Investors have pulled over $1bn from Invesco’s gold exchange-traded commodity (ETC) so far this year amid bets of an increasingly hawkish Federal Reserve.
According to data from ETFLogic, the Invesco Physical Gold ETC (SGLD) has seen $1.2bn outflows in 2023, the most across all ETFs listed in Europe, while the iShares Physical Gold ETC (IGLN) has suffered $237m redemptions over the same period, as at 20 February.
Weakening demand comes despite the price of gold posting returns of 6.1%, its strongest January in a decade, according to data from the World Gold Council, amid a weakening US dollar and interest rate stability.
The bullish stance adopted by investors has paid off so far with risk-on assets shooting the lights out at the start of the year amid predictions of peak inflation.
However, it appears European investors are becoming increasingly jittery about the prospects for more hikes from the Fed than previously expected.
So far this year, the market has chosen to ignore Fed chair Jerome Powell’s repeated warnings that interest rates will remain higher for longer until inflation is tamed.
The market was even forecasting the Fed to cut rates at the end of the year, however, there has been a shift in sentiment after the latest Consumer Price Index (CPI) reading in the US hit 6.4% year-on-year in January, above expectations of 6.2%, meaning the Fed may have to keep its foot on the gas for longer than market predictions.
Goldman Sachs, for example, is now pricing in a further three interest rate increases this year, according to Reuters.

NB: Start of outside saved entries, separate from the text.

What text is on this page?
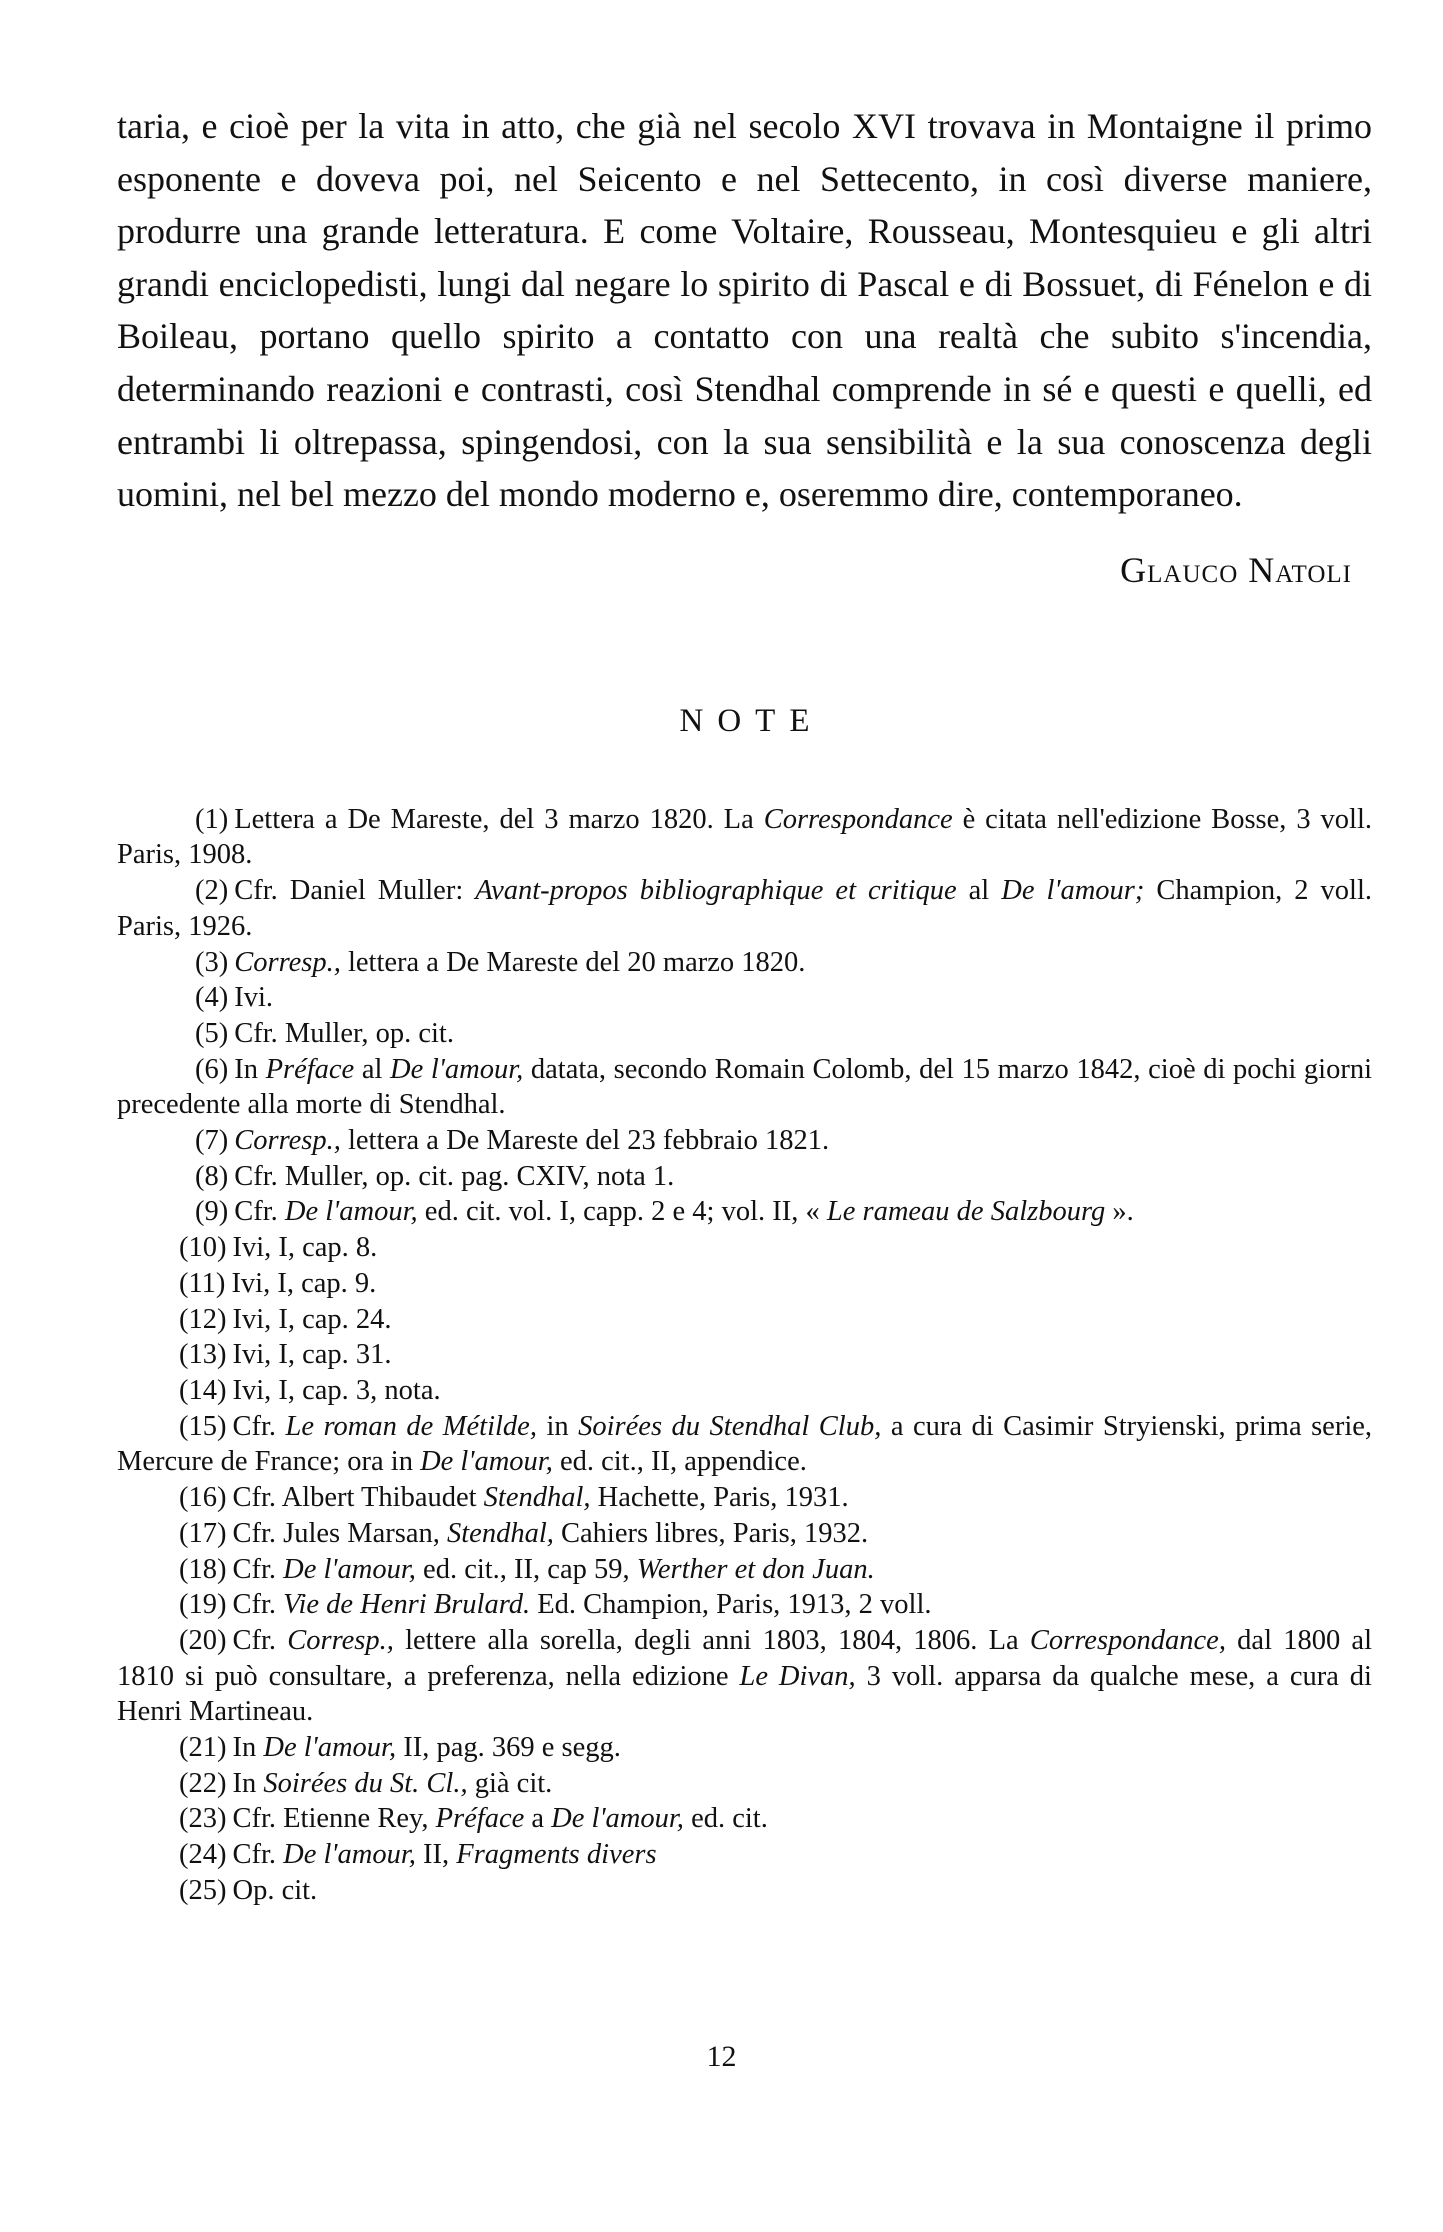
taria, e cioè per la vita in atto, che già nel secolo XVI trovava in Montaigne il primo esponente e doveva poi, nel Seicento e nel Settecento, in così diverse maniere, produrre una grande letteratura. E come Voltaire, Rousseau, Montesquieu e gli altri grandi enciclopedisti, lungi dal negare lo spirito di Pascal e di Bossuet, di Fénelon e di Boileau, portano quello spirito a contatto con una realtà che subito s'incendia, determinando reazioni e contrasti, così Stendhal comprende in sé e questi e quelli, ed entrambi li oltrepassa, spingendosi, con la sua sensibilità e la sua conoscenza degli uomini, nel bel mezzo del mondo moderno e, oseremmo dire, contemporaneo.

Glauco Natoli
NOTE

(1) Lettera a De Mareste, del 3 marzo 1820. La Correspondance è citata nell'edizione Bosse, 3 voll. Paris, 1908.

(2) Cfr. Daniel Muller: Avant-propos bibliographique et critique al De l'amour; Champion, 2 voll. Paris, 1926.

(3) Corresp., lettera a De Mareste del 20 marzo 1820.

(4) Ivi.

(5) Cfr. Muller, op. cit.

(6) In Préface al De l'amour, datata, secondo Romain Colomb, del 15 marzo 1842, cioè di pochi giorni precedente alla morte di Stendhal.

(7) Corresp., lettera a De Mareste del 23 febbraio 1821.

(8) Cfr. Muller, op. cit. pag. CXIV, nota 1.

(9) Cfr. De l'amour, ed. cit. vol. I, capp. 2 e 4; vol. II, « Le rameau de Salzbourg ».

(10) Ivi, I, cap. 8.

(11) Ivi, I, cap. 9.

(12) Ivi, I, cap. 24.

(13) Ivi, I, cap. 31.

(14) Ivi, I, cap. 3, nota.

(15) Cfr. Le roman de Métilde, in Soirées du Stendhal Club, a cura di Casimir Stryienski, prima serie, Mercure de France; ora in De l'amour, ed. cit., II, appendice.

(16) Cfr. Albert Thibaudet Stendhal, Hachette, Paris, 1931.

(17) Cfr. Jules Marsan, Stendhal, Cahiers libres, Paris, 1932.

(18) Cfr. De l'amour, ed. cit., II, cap 59, Werther et don Juan.

(19) Cfr. Vie de Henri Brulard. Ed. Champion, Paris, 1913, 2 voll.

(20) Cfr. Corresp., lettere alla sorella, degli anni 1803, 1804, 1806. La Correspondance, dal 1800 al 1810 si può consultare, a preferenza, nella edizione Le Divan, 3 voll. apparsa da qualche mese, a cura di Henri Martineau.

(21) In De l'amour, II, pag. 369 e segg.

(22) In Soirées du St. Cl., già cit.

(23) Cfr. Etienne Rey, Préface a De l'amour, ed. cit.

(24) Cfr. De l'amour, II, Fragments divers

(25) Op. cit.

12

This could hamper the outlook for gold as higher inflation and subsequent interest rate increases drive a US dollar resurgence.
“The market seems preoccupied with the scope for further interest rate hikes from the Fed,” Ole Hansen, head of commodity strategy at Saxo Bank, said.
“Investor sentiment has once again been challenged with bullion-backed ETF holdings falling to a fresh three-year low last Friday while open interest in COMEX gold futures has fallen by 16% during the past month.”